1. If the current price is 1000 USD/oz, then convert it into RMB.
1000* exchange rate 6.22/ oz 31.1035 =199.977 yuan/gram.
2000 USD/oz converted into RMB.
The exchange rate of 2000* is 6.22/ ounce 3 1. 1035=400.838 yuan/gram.
The current price of gold futures should be 1000.
The quotations of gold futures and spot gold are also complementary.
Secondly, it is about $65,438+0,000, because according to the psychology of the public, the forward price will definitely rise to 2,000, because the function of the market is to find the future price, but the price is not the future price, but the current price. In other words, the price will definitely be around the spot price. This relationship is very delicate. If you think about it from the perspective of speculation, you will probably hope to be around 2000, just like gambling. It's only fair to give you 6,543,800 heads and 6,543,800 tails when you toss a coin. If everyone rises to 2000 in the future, you can go long or short. Since everyone thinks that it can all rise to 2000, it should be around 2000, otherwise the buyer will benefit and the seller will suffer. So from the perspective of speculators. And we are used to thinking about these things from the standpoint of speculators, because stocks are used for speculation. There is a good saying: "Stock speculation has become a shareholder" and "real estate speculators have become landlords". In foreign countries, everyone will say that investing in stocks. In China, are you speculating in stocks? If we consider this kind of thing from the standpoint of speculators, it is easy to see that it is around 2000, but the correct answer is around 1000. An important reason is arbitrage, so it is very important in financial engineering that all prices are priced through no arbitrage. That is, through arbitrage, spot and futures prices will be close.
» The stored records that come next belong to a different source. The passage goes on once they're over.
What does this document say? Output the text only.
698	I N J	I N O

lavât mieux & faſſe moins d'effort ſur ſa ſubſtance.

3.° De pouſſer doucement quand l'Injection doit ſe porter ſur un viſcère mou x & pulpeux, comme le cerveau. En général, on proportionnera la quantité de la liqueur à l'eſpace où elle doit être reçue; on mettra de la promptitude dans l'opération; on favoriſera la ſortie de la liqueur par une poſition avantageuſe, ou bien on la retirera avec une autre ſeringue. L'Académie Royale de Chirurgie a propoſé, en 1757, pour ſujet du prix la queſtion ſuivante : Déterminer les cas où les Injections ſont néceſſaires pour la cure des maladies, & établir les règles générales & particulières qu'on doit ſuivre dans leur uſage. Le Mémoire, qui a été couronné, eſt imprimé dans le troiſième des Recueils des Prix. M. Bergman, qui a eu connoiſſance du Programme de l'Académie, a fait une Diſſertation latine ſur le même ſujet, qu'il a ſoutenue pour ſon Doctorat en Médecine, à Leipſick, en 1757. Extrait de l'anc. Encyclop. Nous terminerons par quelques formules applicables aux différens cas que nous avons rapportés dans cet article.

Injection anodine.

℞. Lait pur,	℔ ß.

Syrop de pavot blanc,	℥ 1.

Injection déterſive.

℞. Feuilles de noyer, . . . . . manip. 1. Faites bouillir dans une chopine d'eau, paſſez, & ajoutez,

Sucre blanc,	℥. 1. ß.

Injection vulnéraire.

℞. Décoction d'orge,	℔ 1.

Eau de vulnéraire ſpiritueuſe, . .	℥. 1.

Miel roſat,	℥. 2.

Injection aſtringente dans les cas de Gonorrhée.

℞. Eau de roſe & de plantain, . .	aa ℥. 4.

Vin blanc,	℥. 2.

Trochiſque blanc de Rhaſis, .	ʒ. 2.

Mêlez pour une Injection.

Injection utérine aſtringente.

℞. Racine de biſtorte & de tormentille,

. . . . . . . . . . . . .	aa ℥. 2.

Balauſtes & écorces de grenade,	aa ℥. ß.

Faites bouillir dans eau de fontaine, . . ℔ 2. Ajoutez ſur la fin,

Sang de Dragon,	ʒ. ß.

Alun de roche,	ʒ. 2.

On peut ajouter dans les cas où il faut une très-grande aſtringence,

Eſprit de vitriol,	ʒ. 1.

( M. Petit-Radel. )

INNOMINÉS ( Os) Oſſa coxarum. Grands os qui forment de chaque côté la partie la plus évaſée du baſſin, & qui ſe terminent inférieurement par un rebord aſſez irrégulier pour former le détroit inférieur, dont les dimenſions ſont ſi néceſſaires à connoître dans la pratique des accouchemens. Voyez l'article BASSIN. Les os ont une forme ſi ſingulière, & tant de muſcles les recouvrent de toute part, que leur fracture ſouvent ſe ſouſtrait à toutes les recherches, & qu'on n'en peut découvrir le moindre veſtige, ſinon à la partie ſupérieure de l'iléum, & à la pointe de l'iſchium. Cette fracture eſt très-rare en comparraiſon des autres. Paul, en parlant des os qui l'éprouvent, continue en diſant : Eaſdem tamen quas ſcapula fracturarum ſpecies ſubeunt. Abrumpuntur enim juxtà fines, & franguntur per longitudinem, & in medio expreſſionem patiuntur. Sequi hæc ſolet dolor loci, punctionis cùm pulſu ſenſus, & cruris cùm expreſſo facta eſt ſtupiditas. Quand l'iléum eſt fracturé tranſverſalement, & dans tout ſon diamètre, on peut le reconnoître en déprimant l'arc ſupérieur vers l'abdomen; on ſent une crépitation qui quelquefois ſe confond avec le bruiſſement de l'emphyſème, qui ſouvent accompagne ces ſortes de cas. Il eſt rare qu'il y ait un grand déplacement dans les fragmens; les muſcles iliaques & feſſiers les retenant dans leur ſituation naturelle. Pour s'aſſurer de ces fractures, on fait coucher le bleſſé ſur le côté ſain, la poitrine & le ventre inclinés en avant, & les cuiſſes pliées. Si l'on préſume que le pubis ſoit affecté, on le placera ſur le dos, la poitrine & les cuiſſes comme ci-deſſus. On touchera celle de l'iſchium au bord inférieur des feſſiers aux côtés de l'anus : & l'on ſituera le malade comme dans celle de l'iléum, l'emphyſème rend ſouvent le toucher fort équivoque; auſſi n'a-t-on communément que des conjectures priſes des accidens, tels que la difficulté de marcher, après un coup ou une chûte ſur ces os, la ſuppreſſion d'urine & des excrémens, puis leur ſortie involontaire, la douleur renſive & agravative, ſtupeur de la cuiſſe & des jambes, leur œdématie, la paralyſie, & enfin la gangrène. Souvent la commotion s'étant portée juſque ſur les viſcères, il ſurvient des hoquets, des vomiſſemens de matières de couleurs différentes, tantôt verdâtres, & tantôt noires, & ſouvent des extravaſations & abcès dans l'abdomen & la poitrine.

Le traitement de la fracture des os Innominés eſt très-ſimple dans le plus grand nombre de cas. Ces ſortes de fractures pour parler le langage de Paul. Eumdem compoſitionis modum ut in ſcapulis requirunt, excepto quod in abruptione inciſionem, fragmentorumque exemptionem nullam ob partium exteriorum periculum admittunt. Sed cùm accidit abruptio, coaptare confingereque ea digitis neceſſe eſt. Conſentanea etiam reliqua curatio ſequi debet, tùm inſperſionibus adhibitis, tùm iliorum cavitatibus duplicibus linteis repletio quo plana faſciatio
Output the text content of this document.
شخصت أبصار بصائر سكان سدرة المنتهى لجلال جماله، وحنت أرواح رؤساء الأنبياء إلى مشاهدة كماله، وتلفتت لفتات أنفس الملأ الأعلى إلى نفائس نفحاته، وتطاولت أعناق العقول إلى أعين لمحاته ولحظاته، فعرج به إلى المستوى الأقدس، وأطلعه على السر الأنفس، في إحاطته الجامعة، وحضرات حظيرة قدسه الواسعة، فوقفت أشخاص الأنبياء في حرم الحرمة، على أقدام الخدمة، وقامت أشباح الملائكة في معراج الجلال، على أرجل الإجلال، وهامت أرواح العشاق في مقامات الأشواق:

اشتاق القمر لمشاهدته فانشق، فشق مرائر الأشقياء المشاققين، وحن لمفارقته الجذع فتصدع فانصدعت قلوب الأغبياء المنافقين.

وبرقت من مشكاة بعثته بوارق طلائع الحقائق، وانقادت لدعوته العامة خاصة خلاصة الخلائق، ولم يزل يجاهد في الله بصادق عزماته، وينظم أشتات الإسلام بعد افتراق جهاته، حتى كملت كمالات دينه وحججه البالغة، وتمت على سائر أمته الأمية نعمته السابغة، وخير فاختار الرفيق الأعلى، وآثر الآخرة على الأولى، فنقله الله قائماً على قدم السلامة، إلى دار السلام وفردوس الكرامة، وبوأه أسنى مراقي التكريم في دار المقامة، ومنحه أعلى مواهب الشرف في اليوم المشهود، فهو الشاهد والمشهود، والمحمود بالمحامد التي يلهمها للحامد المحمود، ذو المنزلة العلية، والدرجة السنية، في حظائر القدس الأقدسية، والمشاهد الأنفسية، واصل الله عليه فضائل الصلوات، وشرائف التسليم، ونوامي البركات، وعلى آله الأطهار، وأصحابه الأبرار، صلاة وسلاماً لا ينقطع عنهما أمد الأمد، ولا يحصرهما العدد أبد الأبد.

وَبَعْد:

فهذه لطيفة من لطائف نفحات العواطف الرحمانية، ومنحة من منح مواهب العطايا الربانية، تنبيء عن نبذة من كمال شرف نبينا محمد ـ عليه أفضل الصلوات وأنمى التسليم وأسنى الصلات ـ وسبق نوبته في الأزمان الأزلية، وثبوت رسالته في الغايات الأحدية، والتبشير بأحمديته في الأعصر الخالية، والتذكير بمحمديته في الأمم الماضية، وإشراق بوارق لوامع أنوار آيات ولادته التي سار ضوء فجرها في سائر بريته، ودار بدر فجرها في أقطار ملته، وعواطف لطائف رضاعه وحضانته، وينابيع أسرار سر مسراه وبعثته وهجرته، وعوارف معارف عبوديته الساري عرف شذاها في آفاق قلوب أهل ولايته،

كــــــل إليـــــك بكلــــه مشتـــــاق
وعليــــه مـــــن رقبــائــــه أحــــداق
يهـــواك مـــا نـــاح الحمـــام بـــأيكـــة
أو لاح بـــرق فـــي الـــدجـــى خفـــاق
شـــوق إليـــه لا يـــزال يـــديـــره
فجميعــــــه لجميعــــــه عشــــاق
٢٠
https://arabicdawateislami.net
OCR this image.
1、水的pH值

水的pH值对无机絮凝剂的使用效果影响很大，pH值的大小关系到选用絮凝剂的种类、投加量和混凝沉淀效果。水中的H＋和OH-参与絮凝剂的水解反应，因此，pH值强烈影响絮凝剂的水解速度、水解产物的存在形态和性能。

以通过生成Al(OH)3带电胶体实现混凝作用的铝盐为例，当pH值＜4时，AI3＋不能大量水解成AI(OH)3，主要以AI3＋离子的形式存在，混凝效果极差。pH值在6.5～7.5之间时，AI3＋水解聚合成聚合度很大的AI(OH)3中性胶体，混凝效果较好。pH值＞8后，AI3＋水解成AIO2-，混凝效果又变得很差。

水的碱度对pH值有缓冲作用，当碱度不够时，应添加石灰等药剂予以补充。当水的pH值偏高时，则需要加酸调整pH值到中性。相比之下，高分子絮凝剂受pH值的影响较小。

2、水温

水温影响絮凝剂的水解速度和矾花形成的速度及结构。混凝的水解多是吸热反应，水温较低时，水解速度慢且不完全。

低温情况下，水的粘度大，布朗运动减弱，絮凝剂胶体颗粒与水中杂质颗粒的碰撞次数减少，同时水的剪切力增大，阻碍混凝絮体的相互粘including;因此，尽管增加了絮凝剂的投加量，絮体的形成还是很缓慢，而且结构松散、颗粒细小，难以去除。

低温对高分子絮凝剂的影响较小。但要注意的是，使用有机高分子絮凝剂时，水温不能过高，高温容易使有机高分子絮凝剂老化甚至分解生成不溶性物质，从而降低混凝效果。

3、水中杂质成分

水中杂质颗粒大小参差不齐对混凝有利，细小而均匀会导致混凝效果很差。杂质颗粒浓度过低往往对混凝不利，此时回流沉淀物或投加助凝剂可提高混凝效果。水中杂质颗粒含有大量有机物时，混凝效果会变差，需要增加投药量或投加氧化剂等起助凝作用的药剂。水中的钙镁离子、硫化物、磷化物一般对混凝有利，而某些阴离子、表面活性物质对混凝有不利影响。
Third, arbitrage requires almost no assumptions. If you don't have much money, you can make money without taking risks. This kind of business must be done by someone Arbitrage is such an opportunity. Once this opportunity is discovered, someone will definitely do it. Then such power will overwhelm the power of speculators, making the spot price there and the futures price nearby. Now let's think about the above problems again. At present, everyone thinks that the spot futures of 1000 can rise to 2000, but with no arbitrage power, both spot and futures are around 1000, but everyone will still expect it to be around 2000. What will happen? Will it be in equilibrium? At this time, you can still be in a state of balance. If it is in equilibrium at this time, then the market can be said to be very risk-averse, so it can still be in equilibrium. The expected price is high now, but the futures and spot prices are already very low, which means that everyone is very safe. Risk aversion means that the difference between the price we buy futures and the expected price in the future is the reward of risk. The interest between futures and spot has been taken into account, and the difference between them is also a risk reward, but this difference is much smaller than the last one. Therefore, the risks of investing in futures and spot are actually similar and balanced. However, people expect 2000 and futures are 1000, which still shows that people are unwilling to take risks and hate risks. Of course, in reality, if everyone does this,
Fourth, in financial engineering, we generally don't consider risk reward, because our pricing is derivative pricing, and derivative pricing is very simple. You tell me the spot price, and I'll tell you the futures price. He will not consider the risk reward, because once the risk reward is considered, it will definitely involve the effect function, which is a very strange thing. Let's think about where our interests come from. Generally speaking, the effect of economics comes from consumption, but in China, the effect may come from wealth. Therefore, for different nationalities and countries, this influence is quite complicated, and it may also come from relative comparison and their own historical situation. There is no way to determine whether the utility function is exponential or power function, and different functions will have different effects. This pricing will be very troublesome. We don't use this method to price our financial engineering, which is also the biggest benefit of financial engineering. All pricing has nothing to do with utility. So when we use it to calculate pricing, it is best not to use utility function. So economics makes sense, but the conclusions drawn from economics are often difficult to use directly because it is directional. For example, if your income increases, your utility will also increase, but the amount of increase depends on the situation and the state is completely different. Fortunately, we are studying financial engineering, using the method of no arbitrage, which is still a very practical science. All our conclusions can be proved by experiments.
So this stage tells us that as long as we know the term and the interest rate, we can only determine the forward price, so it has nothing to do with the expected rise and fall. Of course, in reality, if it will rise in the future, it will generally be slightly higher than F.
If you think it will fall, it will be lower, but not too much.